The engine lineup took the previous year’s 347ci V-8 and bored it out increasing displacement to 370ci. The Bonneville’s standard overhead valve V-8 (with synchromesh transmission) was now rated at 255hp at 4,500 rpm and 8.6:1 compression topped with a Carter AFB four-barrel. All engines in this series featured a cast-iron block with five main bearings and hydraulic valve lifters. Next in line was the 370ci V-8 and 10.0:1 compression (standard with Hydra-Matic) that developed 285hp at 4,600 rpm and a Carter AFB four-barrel. Other optional engines included the 370ci tri-power V-8 with 10.5:1 compression, 300hp at 4,600 rpm, and a trio of Rochester two-barrel carbs, a $94.00 option. Top of the line was the 370ci fuel-injected V-8 with 10.5:1 compression, 310hp at 4,800 rpm and Rochester fuel injection, a $500 option.

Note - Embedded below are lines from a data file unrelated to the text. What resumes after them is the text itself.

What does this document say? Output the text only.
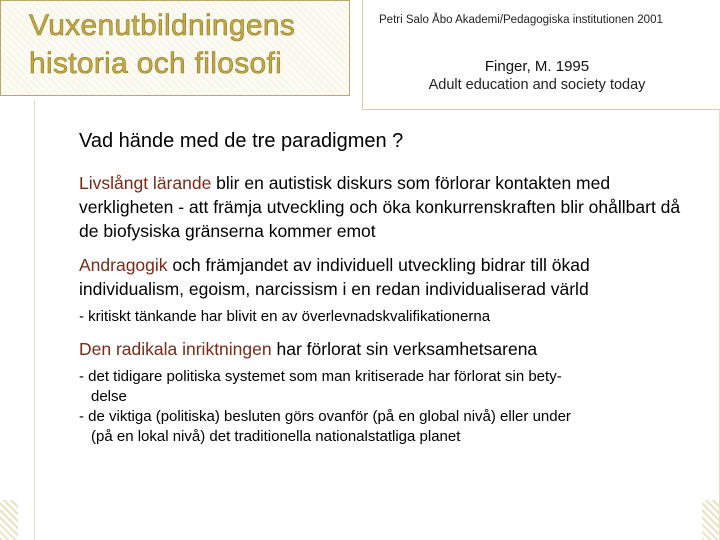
Vuxenutbildningens
historia och filosofi
Petri Salo Åbo Akademi/Pedagogiska institutionen 2001
Finger, M. 1995
Adult education and society today
Vad hände med de tre paradigmen ?

Livslångt lärande blir en autistisk diskurs som förlorar kontakten med verkligheten - att främja utveckling och öka konkurrenskraften blir ohållbart då de biofysiska gränserna kommer emot

Andragogik och främjandet av individuell utveckling bidrar till ökad individualism, egoism, narcissism i en redan individualiserad värld

- kritiskt tänkande har blivit en av överlevnadskvalifikationerna

Den radikala inriktningen har förlorat sin verksamhetsarena

- det tidigare politiska systemet som man kritiserade har förlorat sin bety-

delse

- de viktiga (politiska) besluten görs ovanför (på en global nivå) eller under

(på en lokal nivå) det traditionella nationalstatliga planet
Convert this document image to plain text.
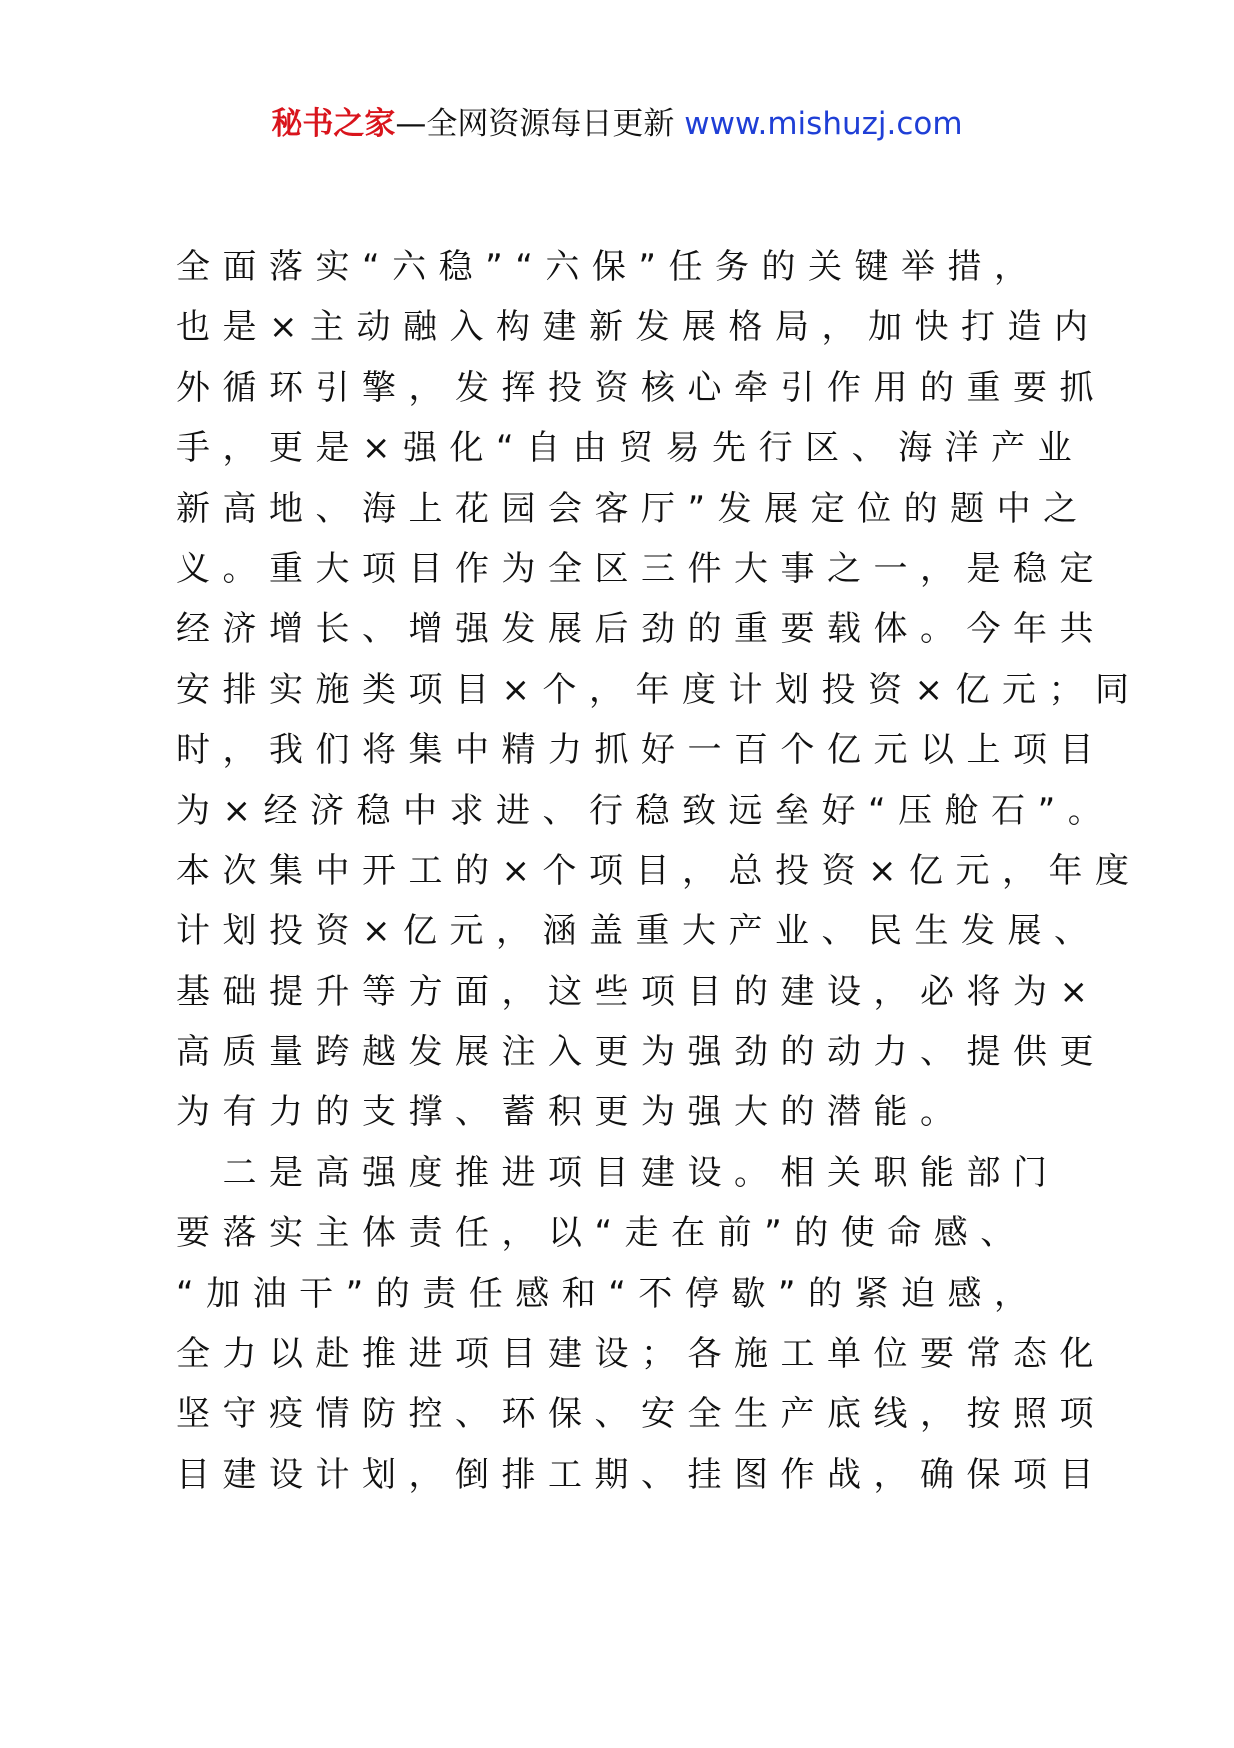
秘书之家—全网资源每日更新 www.mishuzj.com
全面落实“六稳”“六保”任务的关键举措，
也是×主动融入构建新发展格局，加快打造内
外循环引擎，发挥投资核心牵引作用的重要抓
手，更是×强化“自由贸易先行区、海洋产业
新高地、海上花园会客厅”发展定位的题中之
义。重大项目作为全区三件大事之一，是稳定
经济增长、增强发展后劲的重要载体。今年共
安排实施类项目×个，年度计划投资×亿元；同
时，我们将集中精力抓好一百个亿元以上项目
为×经济稳中求进、行稳致远垒好“压舱石”。
本次集中开工的×个项目，总投资×亿元，年度
计划投资×亿元，涵盖重大产业、民生发展、
基础提升等方面，这些项目的建设，必将为×
高质量跨越发展注入更为强劲的动力、提供更
为有力的支撑、蓄积更为强大的潜能。
　二是高强度推进项目建设。相关职能部门
要落实主体责任，以“走在前”的使命感、
“加油干”的责任感和“不停歇”的紧迫感，
全力以赴推进项目建设；各施工单位要常态化
坚守疫情防控、环保、安全生产底线，按照项
目建设计划，倒排工期、挂图作战，确保项目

Transmission choices included the three-speed synchromesh gearbox as standard with column-mounted gearshift or the optional four-speed StratoFlight Hydra-Matic transmission (a $231.34 option). Rear axle ratios included Safe-T-Track differentials at 3.42:1 or 3.64:1 for synchromesh (3.90:1 or 4.10:1 could be dealer installed), and 3.08:1 or 3.23:1 for the Hydra-Matic equipped cars.

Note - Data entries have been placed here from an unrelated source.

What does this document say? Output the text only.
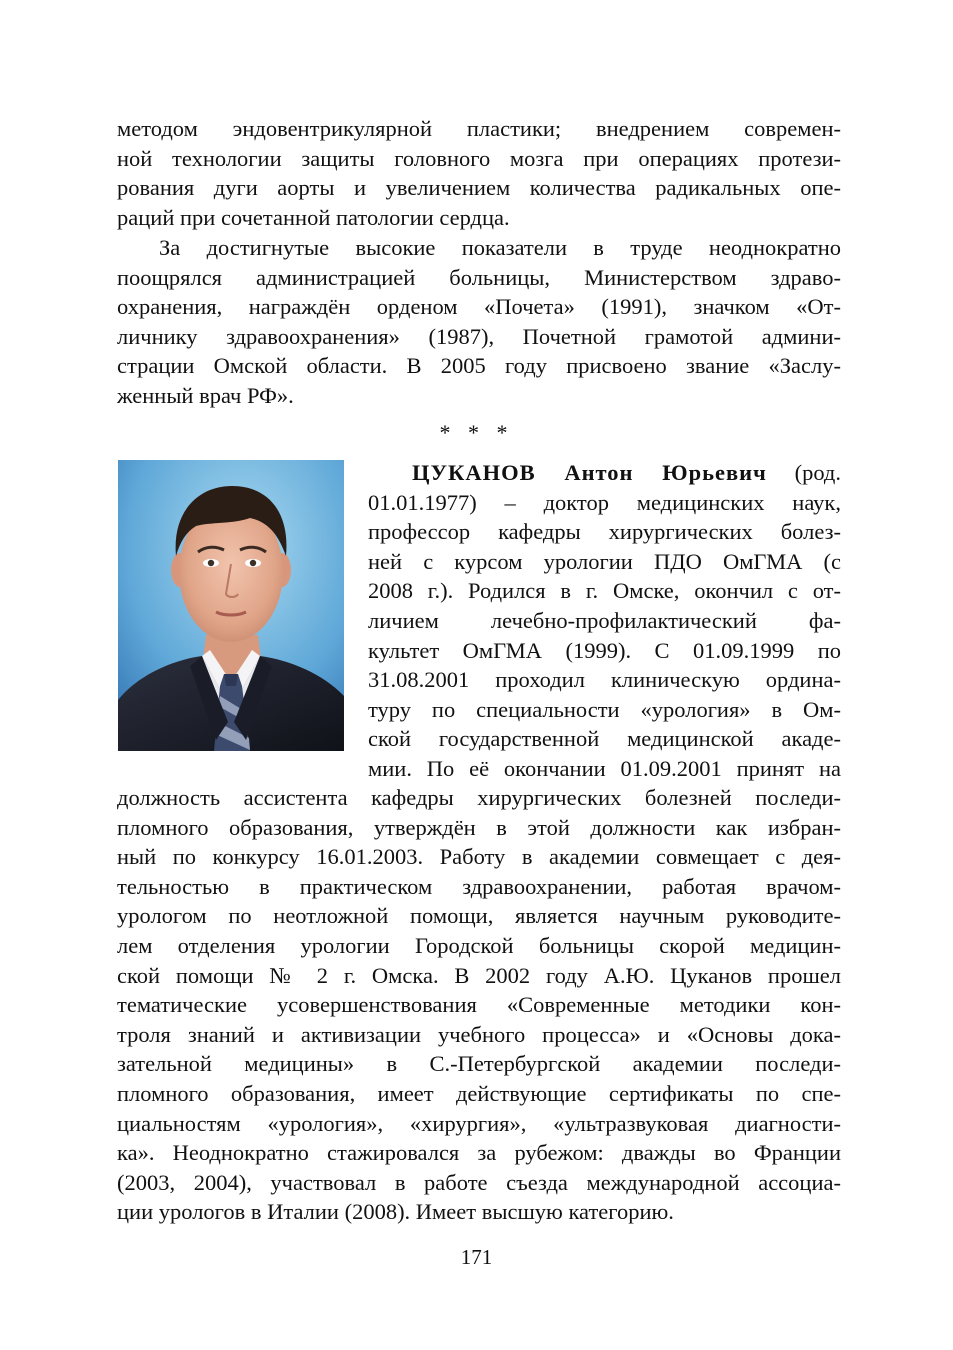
методом эндовентрикулярной пластики; внедрением современ-
ной технологии защиты головного мозга при операциях протези-
рования дуги аорты и увеличением количества радикальных опе-
раций при сочетанной патологии сердца.
За достигнутые высокие показатели в труде неоднократно
поощрялся администрацией больницы, Министерством здраво-
охранения, награждён орденом «Почета» (1991), значком «От-
личнику здравоохранения» (1987), Почетной грамотой админи-
страции Омской области. В 2005 году присвоено звание «Заслу-
женный врач РФ».
* * *
ЦУКАНОВ Антон Юрьевич (род.
01.01.1977) – доктор медицинских наук,
профессор кафедры хирургических болез-
ней с курсом урологии ПДО ОмГМА (с
2008 г.). Родился в г. Омске, окончил с от-
личием лечебно-профилактический фа-
культет ОмГМА (1999). С 01.09.1999 по
31.08.2001 проходил клиническую ордина-
туру по специальности «урология» в Ом-
ской государственной медицинской акаде-
мии. По её окончании 01.09.2001 принят на
должность ассистента кафедры хирургических болезней последи-
пломного образования, утверждён в этой должности как избран-
ный по конкурсу 16.01.2003. Работу в академии совмещает с дея-
тельностью в практическом здравоохранении, работая врачом-
урологом по неотложной помощи, является научным руководите-
лем отделения урологии Городской больницы скорой медицин-
ской помощи № 2 г. Омска. В 2002 году А.Ю. Цуканов прошел
тематические усовершенствования «Современные методики кон-
троля знаний и активизации учебного процесса» и «Основы дока-
зательной медицины» в С.-Петербургской академии последи-
пломного образования, имеет действующие сертификаты по спе-
циальностям «урология», «хирургия», «ультразвуковая диагности-
ка». Неоднократно стажировался за рубежом: дважды во Франции
(2003, 2004), участвовал в работе съезда международной ассоциа-
ции урологов в Италии (2008). Имеет высшую категорию.
171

Even though 1958 was a recession year, the Bonneville still had a good production tally with 9,144 units for the coupe and another 3,096 for the convertible (12,240 total). A tri-powered Bonneville convertible was also chosen as the official pace car for the Indianapolis 500 race.

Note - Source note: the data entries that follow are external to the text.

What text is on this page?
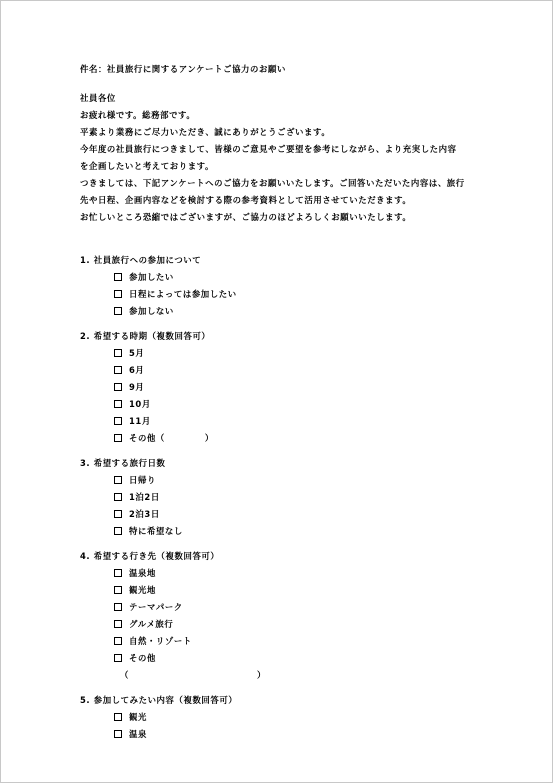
件名：社員旅行に関するアンケートご協力のお願い
社員各位
お疲れ様です。総務部です。
平素より業務にご尽力いただき、誠にありがとうございます。
今年度の社員旅行につきまして、皆様のご意見やご要望を参考にしながら、より充実した内容
を企画したいと考えております。
つきましては、下記アンケートへのご協力をお願いいたします。ご回答いただいた内容は、旅行
先や日程、企画内容などを検討する際の参考資料として活用させていただきます。
お忙しいところ恐縮ではございますが、ご協力のほどよろしくお願いいたします。
1. 社員旅行への参加について
参加したい
日程によっては参加したい
参加しない
2. 希望する時期（複数回答可）
5月
6月
9月
10月
11月
その他（	）
3. 希望する旅行日数
日帰り
1泊2日
2泊3日
特に希望なし
4. 希望する行き先（複数回答可）
温泉地
観光地
テーマパーク
グルメ旅行
自然・リゾート
その他
（	）
5. 参加してみたい内容（複数回答可）
観光
温泉
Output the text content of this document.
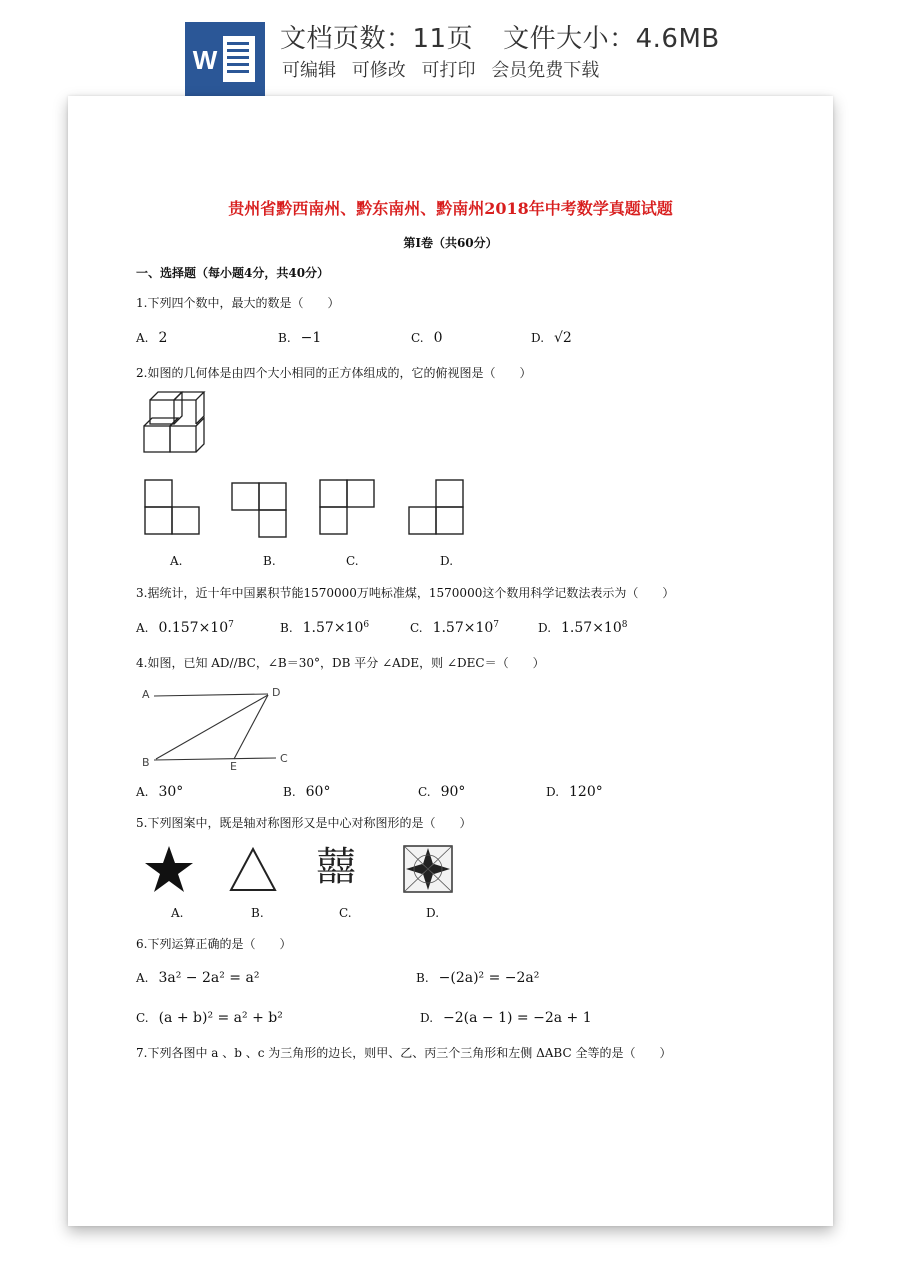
W
文档页数：11页 文件大小：4.6MB
可编辑 可修改 可打印 会员免费下载
贵州省黔西南州、黔东南州、黔南州2018年中考数学真题试题
第Ⅰ卷（共60分）
一、选择题（每小题4分，共40分）
1.下列四个数中，最大的数是（　　）
A. 2	B. −1	C. 0	D. √2
2.如图的几何体是由四个大小相同的正方体组成的，它的俯视图是（　　）
A.	B.	C.	D.
3.据统计，近十年中国累积节能1570000万吨标准煤，1570000这个数用科学记数法表示为（　　）
A. $0.157\times 10^7$	B. $1.57\times 10^6$	C. $1.57\times 10^7$	D. $1.57\times 10^8$
4.如图，已知 AD//BC，∠B＝30°，DB 平分 ∠ADE，则 ∠DEC＝（　　）
A	D
B	E
C
A. 30°	B. 60°	C. 90°	D. 120°
5.下列图案中，既是轴对称图形又是中心对称图形的是（　　）
囍
A.	B.	C.	D.
6.下列运算正确的是（　　）
A. 3a² − 2a² = a²	B. −(2a)² = −2a²
C. (a + b)² = a² + b²	D. −2(a − 1) = −2a + 1
7.下列各图中 a 、b 、c 为三角形的边长，则甲、乙、丙三个三角形和左侧 ΔABC 全等的是（　　）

The stunning 1958 Bonneville sport coupe featured here is owned by Gus and Mary Frics of Omaha, Nebraska. It’s not the first ’58 Bonneville that they’ve both enjoyed. “I became a fan of the ’58 Bonneville when I purchased my first one back in 1976,” said Frics. “Ten years later, I had to sell my beloved classic to put a down payment on our new home. To this day, I regret selling it!”

Some 13 years later, Gus and Mary decided to find another one. Within a few months time, they saw an ad which ended the search. They purchased the beautifully restored ’58 model from a gentleman in Texas.

Gus and Mary’s Bonneville is painted Mallard Turquoise and is nicely equipped with power steering, power brakes, deluxe radio with rear seat speaker, dual exhaust with chrome tips, white sidewall tires, special wheel discs, two-tone paint, E-Z eye glass, electric clock, deluxe steering wheel, tissue holder, traffic light reflector, and fender skirts. The drivetrain includes the 370ci V-8 with 10.0:1 compression that makes 285hp at 4,600 rpm and 395 lbs-ft of torque at 2,800 rpm. It has the optional four-speed StratoFlight Hydra-Matic transmission with a 3.23:1 rear end and Safe-T-Track differential.

After a restoration, Gus decided to take this Bonneville to the next level. “I decided to make a show car out of her,” he said. “I replaced most of the interior moldings, polished all the stainless trim, and had most of the chrome re-plated.” He also detailed the undercarriage and engine bay and his efforts were soon rewarded with a growing collection of trophies and special awards. “We drive the car to all the shows and she’s no trailer queen,” he says. “I think the ’58s were by far the flashiest and most flamboyant of the breed.” Gus, we couldn’t agree more!